Oysa Yunanlılar, aradan 36 dakika geçmesine rağmen; nihayet becerebildikleri ilk tehlikeli ataklarında, golü buldular. İnsan buna yanıyor.
***
Koca bir 45 dakika geçti... Aboubakar'ın bırakın pozisyona girmesini, şut çekmesini, adam geçmesini; inanın ayağı topa değmedi. Sol kanatta Babel topla oynadı da ne oldu? Sıfır beceri, sıfır etkinlik, sıfır katkı...
Eyvah ikinci yarı da böyle mi geçecek diye endişelenirken; Talisca'nın önce sart kafası, korner sonrası gelen şutu, sanki müjde yerine geçti. Nitekim, az sonra Aboubakar’ın golü geldi.

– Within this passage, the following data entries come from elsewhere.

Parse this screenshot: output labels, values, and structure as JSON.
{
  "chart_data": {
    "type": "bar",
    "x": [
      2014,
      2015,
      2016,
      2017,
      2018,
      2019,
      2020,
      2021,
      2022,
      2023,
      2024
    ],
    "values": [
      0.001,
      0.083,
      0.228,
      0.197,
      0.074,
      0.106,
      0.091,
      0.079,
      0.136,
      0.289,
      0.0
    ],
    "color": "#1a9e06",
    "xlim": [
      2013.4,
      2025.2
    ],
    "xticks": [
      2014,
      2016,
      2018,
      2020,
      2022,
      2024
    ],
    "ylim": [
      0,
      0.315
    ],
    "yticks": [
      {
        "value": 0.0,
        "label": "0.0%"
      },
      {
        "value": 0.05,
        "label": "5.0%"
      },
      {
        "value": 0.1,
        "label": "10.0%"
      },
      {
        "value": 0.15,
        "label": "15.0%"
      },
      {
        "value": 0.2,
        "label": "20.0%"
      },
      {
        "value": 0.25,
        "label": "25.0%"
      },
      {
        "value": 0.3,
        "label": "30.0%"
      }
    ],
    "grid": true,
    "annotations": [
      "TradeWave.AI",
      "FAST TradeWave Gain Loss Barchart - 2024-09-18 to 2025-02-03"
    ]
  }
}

Tolgay-Oğuzhan değişikliğinin getirdiği dinamizm, meyvesini erken vermişti. İkinci golü kıl payı kaçırdık. Bütün bunlar kimliğimizi geliştirdi, cesaretimizi arttırdı. Rastgele ataklar yerine, kombine ataklara sahip olduk. Pozisyonlar bulduk. Maçı domine etmeye başladık. Atiba her zamanki gibi gene takımın sigortasıydı. Bu çocuk, Beşiktaş'a Allah'ın bir lütfu gibi...
Anlayacağınız; Siyah-beyazlılar kötü günündeki rakibinin hatalarından yararlanmasını bildi. Deplasmanda attığı gol, rövanş için "Çeyrek finale rezervasyon" değeri taşıyor. Umarız, haftaya bu avantajın hakkını veririz.